I’ll admit I didn’t expect to see an overt Vertigo homage in the middle of this rather matter-of-fact Isabelle Huppert procedural. Fixating for a second on the bun on the back of her noticeable-through-the-runtime blonde wig, La Syndicaliste affords some time, in the middle of all its backroom dealings and court hearings, to ponder her as a star and film history. For all the dramatic proceedings surrounding her, the icon––who’s essentially been anointed France’s Meryl Streep (though far less annoying and mechanical a performer)––is given some opportunities to “serve” throughout; chiefly she looks very poised answering her cell phone.
She portrays real-life figure Maureen Kearney, who as a rep on behalf of the nuclear-workers union (for all of France’s faults, they do still place an emphasis on the environmentally conscious source of energy there) was a figure under constant threat from the country’s corporate establishment. But despite the nation shifting from the right-wing Sarkozy to left-wing Hollande in the early goings of its narrative, she’s never safe from the abuses of power. Just as she’s about to expose a treacherous deal the nuclear company is making with China, she’s raped by an unknown assailant in her own home, with an A (for Areva, the company she’s exposing) carved into her stomach.
The film shifts gears and forms two distinct halves: first is the journalistic process; second the fall-out from her sexual assault, where the corrupt police and courts will do anything to discredit her. Working as something of a companion piece to Huppert’s Oscar-nominated turn in Elle, Maureen’s life gradually slips into great turmoil yet is still handled with such terseness on behalf of both the characterization and this star’s performance.

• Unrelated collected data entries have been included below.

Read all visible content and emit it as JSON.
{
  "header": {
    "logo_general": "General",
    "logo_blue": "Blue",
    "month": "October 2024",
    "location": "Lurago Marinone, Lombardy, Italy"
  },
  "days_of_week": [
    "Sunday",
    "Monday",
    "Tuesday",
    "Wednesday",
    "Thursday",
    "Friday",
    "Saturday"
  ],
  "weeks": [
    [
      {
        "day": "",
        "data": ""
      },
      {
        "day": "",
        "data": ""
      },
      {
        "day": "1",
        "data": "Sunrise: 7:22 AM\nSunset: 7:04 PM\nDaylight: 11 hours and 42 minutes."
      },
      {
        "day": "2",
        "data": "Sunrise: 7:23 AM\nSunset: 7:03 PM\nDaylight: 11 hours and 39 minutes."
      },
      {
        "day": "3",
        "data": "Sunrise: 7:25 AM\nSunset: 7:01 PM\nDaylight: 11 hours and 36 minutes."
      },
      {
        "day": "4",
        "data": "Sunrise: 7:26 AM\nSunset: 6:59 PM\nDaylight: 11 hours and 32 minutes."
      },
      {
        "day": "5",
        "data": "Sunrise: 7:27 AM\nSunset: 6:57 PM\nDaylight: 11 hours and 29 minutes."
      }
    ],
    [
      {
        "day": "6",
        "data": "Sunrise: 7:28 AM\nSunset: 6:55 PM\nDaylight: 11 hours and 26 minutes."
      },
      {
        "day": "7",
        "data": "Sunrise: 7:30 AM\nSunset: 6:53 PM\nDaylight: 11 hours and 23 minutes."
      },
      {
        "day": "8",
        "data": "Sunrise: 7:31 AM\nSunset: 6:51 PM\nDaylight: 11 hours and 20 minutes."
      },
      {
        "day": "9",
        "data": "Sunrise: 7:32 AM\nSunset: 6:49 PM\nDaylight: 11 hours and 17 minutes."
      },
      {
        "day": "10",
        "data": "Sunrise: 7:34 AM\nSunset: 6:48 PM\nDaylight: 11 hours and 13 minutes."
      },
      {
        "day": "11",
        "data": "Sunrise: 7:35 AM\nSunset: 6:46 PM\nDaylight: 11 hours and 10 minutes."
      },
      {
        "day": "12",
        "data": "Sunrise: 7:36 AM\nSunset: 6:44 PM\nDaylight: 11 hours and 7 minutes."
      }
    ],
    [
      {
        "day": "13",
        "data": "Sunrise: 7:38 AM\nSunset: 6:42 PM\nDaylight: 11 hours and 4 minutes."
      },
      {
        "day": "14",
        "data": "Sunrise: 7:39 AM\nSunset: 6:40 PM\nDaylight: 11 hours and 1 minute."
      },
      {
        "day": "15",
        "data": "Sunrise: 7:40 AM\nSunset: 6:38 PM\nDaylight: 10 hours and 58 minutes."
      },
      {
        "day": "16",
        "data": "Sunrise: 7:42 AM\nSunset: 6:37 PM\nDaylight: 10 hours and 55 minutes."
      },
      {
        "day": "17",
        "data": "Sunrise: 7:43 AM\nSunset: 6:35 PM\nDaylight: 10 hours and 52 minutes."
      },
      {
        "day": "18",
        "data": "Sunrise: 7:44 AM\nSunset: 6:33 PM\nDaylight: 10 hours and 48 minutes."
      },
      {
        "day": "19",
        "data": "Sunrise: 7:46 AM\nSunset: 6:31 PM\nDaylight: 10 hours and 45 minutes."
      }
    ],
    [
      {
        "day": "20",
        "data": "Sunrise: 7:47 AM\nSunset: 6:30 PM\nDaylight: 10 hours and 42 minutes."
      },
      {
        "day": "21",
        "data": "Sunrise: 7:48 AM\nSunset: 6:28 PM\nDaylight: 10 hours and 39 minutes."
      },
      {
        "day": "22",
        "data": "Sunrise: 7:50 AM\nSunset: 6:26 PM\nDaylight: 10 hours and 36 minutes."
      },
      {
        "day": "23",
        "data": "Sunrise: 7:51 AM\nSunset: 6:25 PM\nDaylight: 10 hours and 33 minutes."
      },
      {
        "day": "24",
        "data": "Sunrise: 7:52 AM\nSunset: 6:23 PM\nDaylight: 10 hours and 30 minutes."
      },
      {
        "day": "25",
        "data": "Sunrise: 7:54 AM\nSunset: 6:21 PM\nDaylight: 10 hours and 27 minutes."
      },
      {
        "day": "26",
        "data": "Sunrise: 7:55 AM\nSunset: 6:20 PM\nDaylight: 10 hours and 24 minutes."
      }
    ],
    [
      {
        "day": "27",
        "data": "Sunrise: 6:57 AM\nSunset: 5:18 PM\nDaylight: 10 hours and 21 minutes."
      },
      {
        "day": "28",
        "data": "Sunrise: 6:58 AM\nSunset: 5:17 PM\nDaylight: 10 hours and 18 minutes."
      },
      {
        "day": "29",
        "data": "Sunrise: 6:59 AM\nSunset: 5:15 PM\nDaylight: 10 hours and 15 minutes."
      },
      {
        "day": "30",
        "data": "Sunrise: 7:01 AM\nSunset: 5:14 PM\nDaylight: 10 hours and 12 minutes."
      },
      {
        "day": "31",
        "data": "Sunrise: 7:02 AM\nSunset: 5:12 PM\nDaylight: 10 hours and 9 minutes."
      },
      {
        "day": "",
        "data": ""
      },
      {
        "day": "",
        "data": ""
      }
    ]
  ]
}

La Syndicaliste re-teams Huppert with Jean-Paul Salome, director of Mama Weed (my sole memory of which is notorious critic Armond White accusing it of “globalism”). Likely if it were made by a name director I’d be more inclined to pin this down as “late style.” After all, the formal approach to investigation is closer to the modesty of Best Picture winner Spotlight than the architectural bliss of the journalistic-thriller gold standard All the President’s Men. Though it does, through a collection of such bland corporate spaces, create its own kind of simmering dread, one which manifests into more overt violence, even if that’s mostly offscreen.
The choice of perspective––leaving the workers she’s ostensibly fighting for mostly offscreen––may bother some. Though easy as an outsider who casually keeps up with goings-on in France to make allusions to the Yellow Vest movement and the recent general strike, I can’t pin down all the socio-political intricacies at hand. But for being well-paced and letting title cards fill in the gaps, La Syndicaliste never left me lost or bored.
Yes, its rather reserved form may draw some television-movie comparisons, but as a complicated story told succinctly and with nary a trace of sentimentality, it’s an admirable film. And through it all, Huppert still finds subtle ways to disappear into and elevate the narrative.
La Syndicaliste enters a limited release on Friday, December 1.